Ada and Tunde met during their final year at the university in Lagos. It started as a simple friendship. They studied together in the library, shared food at the cafeteria, and slowly became the people who understood each other the most.
At first, Ada never thought of Tunde as anything more than a friend. But he was always there — when she failed a test, when her father got sick, when she felt like she was falling behind in life. Over time, the line between friendship and love blurred.
One night after a long conversation under the dim lights of the campus walkway, Tunde said quietly, “You know you’re the person I see my future with, right?”
Ada didn’t answer immediately. She just smiled. But from that day, everything changed.
For two years after graduation, they stayed together. They dreamed together too — moving to a bigger city, starting a small business, building a life that felt bigger than the struggles they were both coming from.
But life doesn’t always follow the plans two people make.
Tunde got a job opportunity in Abuja. At first, they promised distance wouldn’t change anything. They would call every night. Visit whenever they could.
For a while, it worked.
Then slowly, the calls became shorter. The messages took longer to reply.
Ada told herself he was just busy.
One evening, she sent him a long message about how much she missed him and how she couldn’t wait for things to go back to normal.
He read it.
But he didn’t reply.
Hours passed. Then a day. Then two.
Finally, a message came.
“I'm sorry. I didn't know how to say this earlier. I've met someone here.”

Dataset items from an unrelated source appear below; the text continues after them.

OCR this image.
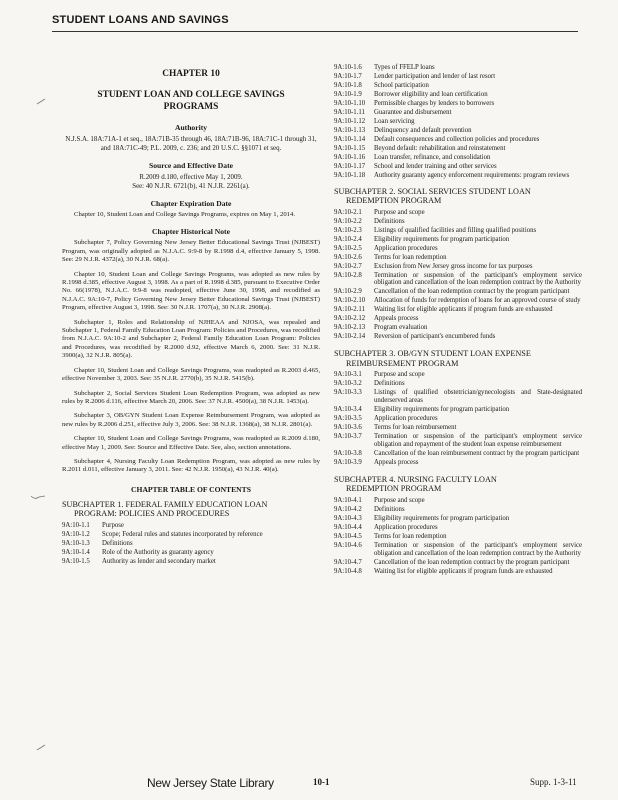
STUDENT LOANS AND SAVINGS
CHAPTER 10
STUDENT LOAN AND COLLEGE SAVINGS
PROGRAMS
Authority
N.J.S.A. 18A:71A-1 et seq., 18A:71B-35 through 46, 18A:71B-96, 18A:71C-1 through 31, and 18A:71C-49; P.L. 2009, c. 236; and 20 U.S.C. §§1071 et seq.
Source and Effective Date
R.2009 d.180, effective May 1, 2009.
See: 40 N.J.R. 6721(b), 41 N.J.R. 2261(a).
Chapter Expiration Date

Chapter 10, Student Loan and College Savings Programs, expires on May 1, 2014.

Chapter Historical Note

Subchapter 7, Policy Governing New Jersey Better Educational Savings Trust (NJBEST) Program, was originally adopted as N.J.A.C. 9:9-8 by R.1998 d.4, effective January 5, 1998. See: 29 N.J.R. 4372(a), 30 N.J.R. 68(a).

Chapter 10, Student Loan and College Savings Programs, was adopted as new rules by R.1998 d.385, effective August 3, 1998. As a part of R.1998 d.385, pursuant to Executive Order No. 66(1978), N.J.A.C. 9:9-8 was readopted, effective June 30, 1998, and recodified as N.J.A.C. 9A:10-7, Policy Governing New Jersey Better Educational Savings Trust (NJBEST) Program, effective August 3, 1998. See: 30 N.J.R. 1707(a), 30 N.J.R. 2908(a).

Subchapter 1, Roles and Relationship of NJHEAA and NJOSA, was repealed and Subchapter 1, Federal Family Education Loan Program: Policies and Procedures, was recodified from N.J.A.C. 9A:10-2 and Subchapter 2, Federal Family Education Loan Program: Policies and Procedures, was recodified by R.2000 d.92, effective March 6, 2000. See: 31 N.J.R. 3900(a), 32 N.J.R. 805(a).

Chapter 10, Student Loan and College Savings Programs, was readopted as R.2003 d.465, effective November 3, 2003. See: 35 N.J.R. 2770(b), 35 N.J.R. 5415(b).

Subchapter 2, Social Services Student Loan Redemption Program, was adopted as new rules by R.2006 d.116, effective March 20, 2006. See: 37 N.J.R. 4500(a), 38 N.J.R. 1453(a).

Subchapter 3, OB/GYN Student Loan Expense Reimbursement Program, was adopted as new rules by R.2006 d.251, effective July 3, 2006. See: 38 N.J.R. 1368(a), 38 N.J.R. 2801(a).

Chapter 10, Student Loan and College Savings Programs, was readopted as R.2009 d.180, effective May 1, 2009. See: Source and Effective Date. See, also, section annotations.

Subchapter 4, Nursing Faculty Loan Redemption Program, was adopted as new rules by R.2011 d.011, effective January 3, 2011. See: 42 N.J.R. 1950(a), 43 N.J.R. 40(a).

CHAPTER TABLE OF CONTENTS
SUBCHAPTER 1. FEDERAL FAMILY EDUCATION LOAN
PROGRAM: POLICIES AND PROCEDURES
9A:10-1.1	Purpose
9A:10-1.2	Scope; Federal rules and statutes incorporated by reference
9A:10-1.3	Definitions
9A:10-1.4	Role of the Authority as guaranty agency
9A:10-1.5	Authority as lender and secondary market
9A:10-1.6	Types of FFELP loans
9A:10-1.7	Lender participation and lender of last resort
9A:10-1.8	School participation
9A:10-1.9	Borrower eligibility and loan certification
9A:10-1.10	Permissible charges by lenders to borrowers
9A:10-1.11	Guarantee and disbursement
9A:10-1.12	Loan servicing
9A:10-1.13	Delinquency and default prevention
9A:10-1.14	Default consequences and collection policies and procedures
9A:10-1.15	Beyond default: rehabilitation and reinstatement
9A:10-1.16	Loan transfer, refinance, and consolidation
9A:10-1.17	School and lender training and other services
9A:10-1.18	Authority guaranty agency enforcement requirements: program reviews
SUBCHAPTER 2. SOCIAL SERVICES STUDENT LOAN
REDEMPTION PROGRAM
9A:10-2.1	Purpose and scope
9A:10-2.2	Definitions
9A:10-2.3	Listings of qualified facilities and filling qualified positions
9A:10-2.4	Eligibility requirements for program participation
9A:10-2.5	Application procedures
9A:10-2.6	Terms for loan redemption
9A:10-2.7	Exclusion from New Jersey gross income for tax purposes
9A:10-2.8	Termination or suspension of the participant's employment service obligation and cancellation of the loan redemption contract by the Authority
9A:10-2.9	Cancellation of the loan redemption contract by the program participant
9A:10-2.10	Allocation of funds for redemption of loans for an approved course of study
9A:10-2.11	Waiting list for eligible applicants if program funds are exhausted
9A:10-2.12	Appeals process
9A:10-2.13	Program evaluation
9A:10-2.14	Reversion of participant's encumbered funds
SUBCHAPTER 3. OB/GYN STUDENT LOAN EXPENSE
REIMBURSEMENT PROGRAM
9A:10-3.1	Purpose and scope
9A:10-3.2	Definitions
9A:10-3.3	Listings of qualified obstetrician/gynecologists and State-designated underserved areas
9A:10-3.4	Eligibility requirements for program participation
9A:10-3.5	Application procedures
9A:10-3.6	Terms for loan reimbursement
9A:10-3.7	Termination or suspension of the participant's employment service obligation and repayment of the student loan expense reimbursement
9A:10-3.8	Cancellation of the loan reimbursement contract by the program participant
9A:10-3.9	Appeals process
SUBCHAPTER 4. NURSING FACULTY LOAN
REDEMPTION PROGRAM
9A:10-4.1	Purpose and scope
9A:10-4.2	Definitions
9A:10-4.3	Eligibility requirements for program participation
9A:10-4.4	Application procedures
9A:10-4.5	Terms for loan redemption
9A:10-4.6	Termination or suspension of the participant's employment service obligation and cancellation of the loan redemption contract by the Authority
9A:10-4.7	Cancellation of the loan redemption contract by the program participant
9A:10-4.8	Waiting list for eligible applicants if program funds are exhausted
New Jersey State Library	10-1	Supp. 1-3-11
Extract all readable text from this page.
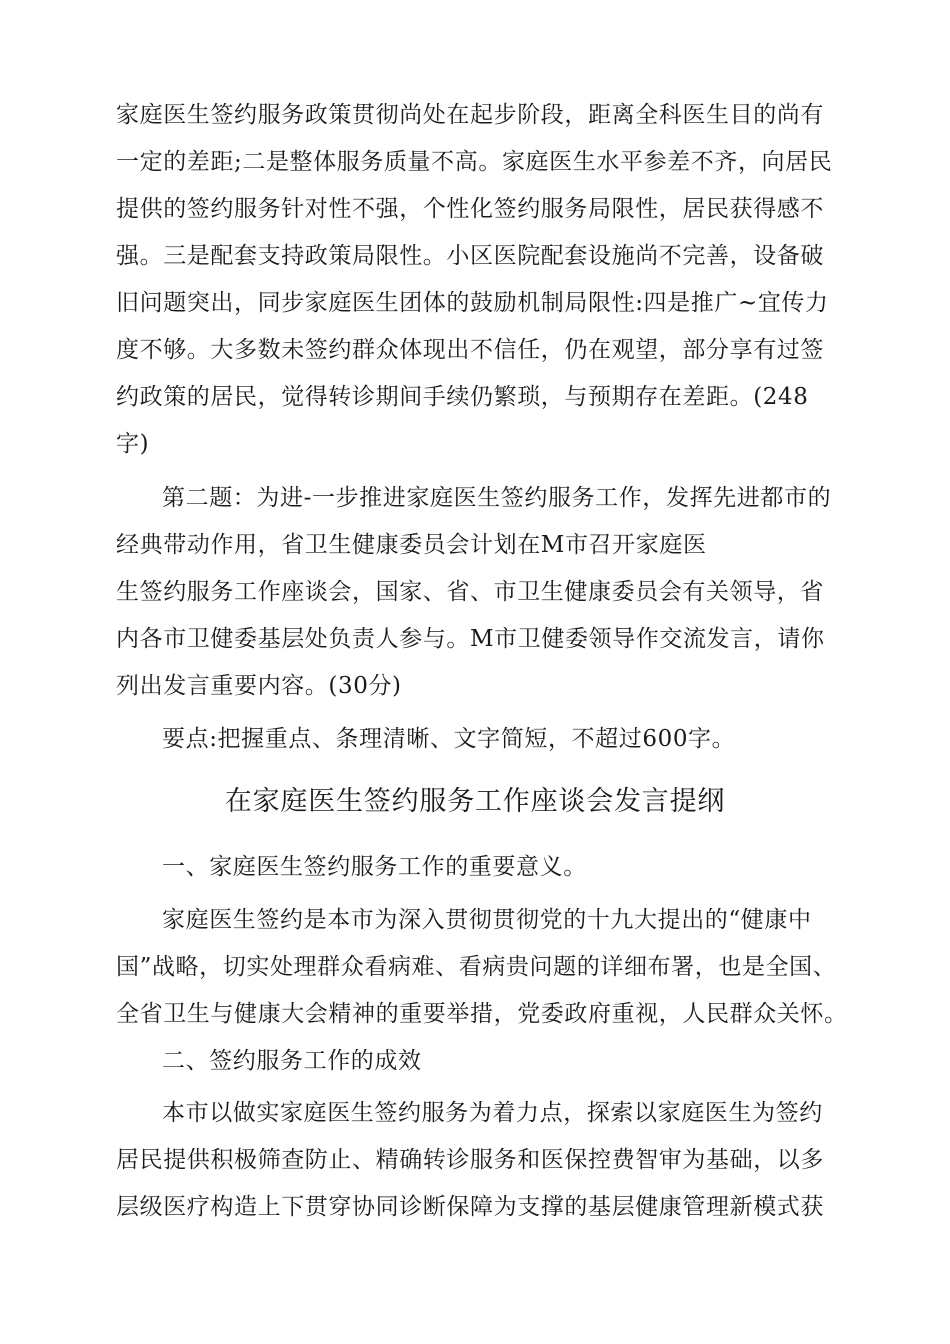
家庭医生签约服务政策贯彻尚处在起步阶段，距离全科医生目的尚有
一定的差距;二是整体服务质量不高。家庭医生水平参差不齐，向居民
提供的签约服务针对性不强，个性化签约服务局限性，居民获得感不
强。三是配套支持政策局限性。小区医院配套设施尚不完善，设备破
旧问题突出，同步家庭医生团体的鼓励机制局限性:四是推广~宜传力
度不够。大多数未签约群众体现出不信任，仍在观望，部分享有过签
约政策的居民，觉得转诊期间手续仍繁琐，与预期存在差距。(248
字)
第二题：为进-一步推进家庭医生签约服务工作，发挥先进都市的
经典带动作用，省卫生健康委员会计划在M市召开家庭医
生签约服务工作座谈会，国家、省、市卫生健康委员会有关领导，省
内各市卫健委基层处负责人参与。M市卫健委领导作交流发言，请你
列出发言重要内容。(30分)
要点:把握重点、条理清晰、文字简短，不超过600字。
在家庭医生签约服务工作座谈会发言提纲
一、家庭医生签约服务工作的重要意义。
家庭医生签约是本市为深入贯彻贯彻党的十九大提出的“健康中
国”战略，切实处理群众看病难、看病贵问题的详细布署，也是全国、
全省卫生与健康大会精神的重要举措，党委政府重视，人民群众关怀。
二、签约服务工作的成效
本市以做实家庭医生签约服务为着力点，探索以家庭医生为签约
居民提供积极筛查防止、精确转诊服务和医保控费智审为基础，以多
层级医疗构造上下贯穿协同诊断保障为支撑的基层健康管理新模式获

Ada read that sentence again and again. It was only eleven words, but it felt like someone had erased two years of memories with one message.
She didn’t cry immediately.
Instead, she scrolled through their old chats — the promises, the jokes, the plans they made for a future that now only existed in screenshots.
The tears came later that night, not because he loved someone else.
But because she realized something harder:
Sometimes heartbreak isn’t loud.
Sometimes it’s just the quiet moment when you understand that the person you thought would always choose you… has already chosen someone else.
And the hardest part?
The message you’re waiting for will never come again.